Hey, that's my dad's birth year--he's officially a boomer and believe me, he fits the negative stereotype of the boomer generation too;-)
I still think Tony has a point and I'll extend it to birth control as well. The "boomers" really were the first generation not only with effective birth control, but the disgusting legal availability of abortion. My parents were what I call "true boomers"--dad was born in 46 and mom in 50 so they were plenty old enough and many like then to have children in 69-75(I was born in 1970). Again, how much impact did effective birth control and then abortion in 73 have on the birth rates for that generation coming of age during that time? Surely you should have seen a pretty good birth rate around my year as those first boomers came of age--1970--if things were status quo on the birth control front, but they weren't--women had the pill now. I'm not even debating birth control, but I don't think its impact can be underestimated when talking about birth statistics in the late 60's and early 70's. My mom is a fertile myrtle and she took the pill--had me in 70 and then my brother in 76 nd another brother in 81. Without the pill, I suspect I would have had another 2 or 3 siblings born in the 70's and so would many others and the birth rates would have been much higher in the 70's.

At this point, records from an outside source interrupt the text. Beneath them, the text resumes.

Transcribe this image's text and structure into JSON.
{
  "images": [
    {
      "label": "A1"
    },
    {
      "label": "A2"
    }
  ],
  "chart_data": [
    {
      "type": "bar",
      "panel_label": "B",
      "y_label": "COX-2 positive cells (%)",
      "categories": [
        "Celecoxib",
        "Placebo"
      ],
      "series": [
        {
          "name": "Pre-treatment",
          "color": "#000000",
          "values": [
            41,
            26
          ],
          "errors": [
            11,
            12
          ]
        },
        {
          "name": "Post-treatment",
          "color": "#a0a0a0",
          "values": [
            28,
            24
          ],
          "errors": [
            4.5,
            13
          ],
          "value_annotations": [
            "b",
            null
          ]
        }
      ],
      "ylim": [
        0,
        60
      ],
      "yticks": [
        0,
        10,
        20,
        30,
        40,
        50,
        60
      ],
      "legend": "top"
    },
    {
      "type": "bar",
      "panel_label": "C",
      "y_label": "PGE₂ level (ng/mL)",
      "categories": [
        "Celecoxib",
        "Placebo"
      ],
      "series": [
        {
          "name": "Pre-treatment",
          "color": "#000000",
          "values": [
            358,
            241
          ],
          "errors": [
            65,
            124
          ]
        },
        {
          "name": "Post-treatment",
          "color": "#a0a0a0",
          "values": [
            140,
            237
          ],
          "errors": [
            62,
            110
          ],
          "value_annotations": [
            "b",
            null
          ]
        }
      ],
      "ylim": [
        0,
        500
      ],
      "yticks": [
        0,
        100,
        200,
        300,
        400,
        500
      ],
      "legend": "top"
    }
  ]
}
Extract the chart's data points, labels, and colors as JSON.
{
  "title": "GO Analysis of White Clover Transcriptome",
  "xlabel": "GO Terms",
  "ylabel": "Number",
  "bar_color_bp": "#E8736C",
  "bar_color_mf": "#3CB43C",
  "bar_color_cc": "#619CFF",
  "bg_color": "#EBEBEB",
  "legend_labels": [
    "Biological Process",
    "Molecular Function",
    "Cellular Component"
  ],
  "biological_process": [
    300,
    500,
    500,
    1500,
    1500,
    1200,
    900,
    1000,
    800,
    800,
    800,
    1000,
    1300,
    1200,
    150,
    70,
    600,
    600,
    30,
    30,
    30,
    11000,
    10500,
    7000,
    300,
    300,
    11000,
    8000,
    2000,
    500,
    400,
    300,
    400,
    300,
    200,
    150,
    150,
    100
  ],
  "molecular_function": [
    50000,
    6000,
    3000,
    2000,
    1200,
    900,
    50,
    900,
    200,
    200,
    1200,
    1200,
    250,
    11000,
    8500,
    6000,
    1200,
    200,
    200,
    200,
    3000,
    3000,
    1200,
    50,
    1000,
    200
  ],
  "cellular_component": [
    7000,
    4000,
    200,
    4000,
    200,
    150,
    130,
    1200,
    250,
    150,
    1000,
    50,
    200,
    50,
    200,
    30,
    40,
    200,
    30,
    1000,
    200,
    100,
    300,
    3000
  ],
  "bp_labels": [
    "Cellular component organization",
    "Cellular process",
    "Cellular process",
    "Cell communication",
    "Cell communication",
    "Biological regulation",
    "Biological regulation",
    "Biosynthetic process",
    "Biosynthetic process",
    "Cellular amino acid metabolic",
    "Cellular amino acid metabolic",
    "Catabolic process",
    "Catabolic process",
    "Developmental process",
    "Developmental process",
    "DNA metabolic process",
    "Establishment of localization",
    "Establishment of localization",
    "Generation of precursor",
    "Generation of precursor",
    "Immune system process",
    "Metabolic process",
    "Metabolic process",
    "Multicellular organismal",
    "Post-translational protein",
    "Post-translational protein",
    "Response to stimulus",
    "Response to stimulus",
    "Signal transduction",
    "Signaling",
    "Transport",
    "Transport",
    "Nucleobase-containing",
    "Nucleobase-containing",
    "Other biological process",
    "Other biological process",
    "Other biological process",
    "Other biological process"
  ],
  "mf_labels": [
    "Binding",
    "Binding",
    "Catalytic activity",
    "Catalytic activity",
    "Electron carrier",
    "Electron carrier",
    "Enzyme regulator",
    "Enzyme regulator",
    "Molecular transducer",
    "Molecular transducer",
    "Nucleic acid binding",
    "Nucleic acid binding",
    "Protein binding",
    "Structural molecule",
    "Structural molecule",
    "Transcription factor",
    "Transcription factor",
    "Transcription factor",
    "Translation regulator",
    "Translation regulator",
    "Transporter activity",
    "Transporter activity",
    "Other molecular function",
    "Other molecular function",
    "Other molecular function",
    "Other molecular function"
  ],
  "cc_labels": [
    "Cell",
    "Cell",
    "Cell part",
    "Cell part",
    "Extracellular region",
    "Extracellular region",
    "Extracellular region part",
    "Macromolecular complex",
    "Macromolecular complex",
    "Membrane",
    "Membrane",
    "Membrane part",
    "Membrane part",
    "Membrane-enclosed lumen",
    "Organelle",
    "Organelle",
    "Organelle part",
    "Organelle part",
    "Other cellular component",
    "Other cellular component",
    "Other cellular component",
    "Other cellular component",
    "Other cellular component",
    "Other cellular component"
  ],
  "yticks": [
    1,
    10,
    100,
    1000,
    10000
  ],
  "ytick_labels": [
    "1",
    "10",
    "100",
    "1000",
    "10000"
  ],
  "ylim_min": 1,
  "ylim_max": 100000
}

I don't know what's more humiliating, the fact that "Skippy from Family Ties" beat me to that thought, or the fact that I know exactly who "Skippy from Family Ties" is.
oops, wanted to add that the pill gave couples the power to delay having children--I think many of my parents peers waited until their 30's and even 40's to have children and it is why you start to see the climb in birth rates again in 1990 where not only are older boomers rounding out families and those who delayed it starting, but younger boomers are just starting and even older genxers are starting families too--big overlap on births during 1990.
I read somewhere before that people born in the early '60's (including me) were considered "'Tweeners". I don't think this is official, but it does seem to fit.
If you ever watched the sitcom "Family Ties", Skippy was the tall, curly-haired kid who hung out with Michael J. Fox's character and was in love with Fox's sister. He was one of the biggest nerds ever portrayed on TV.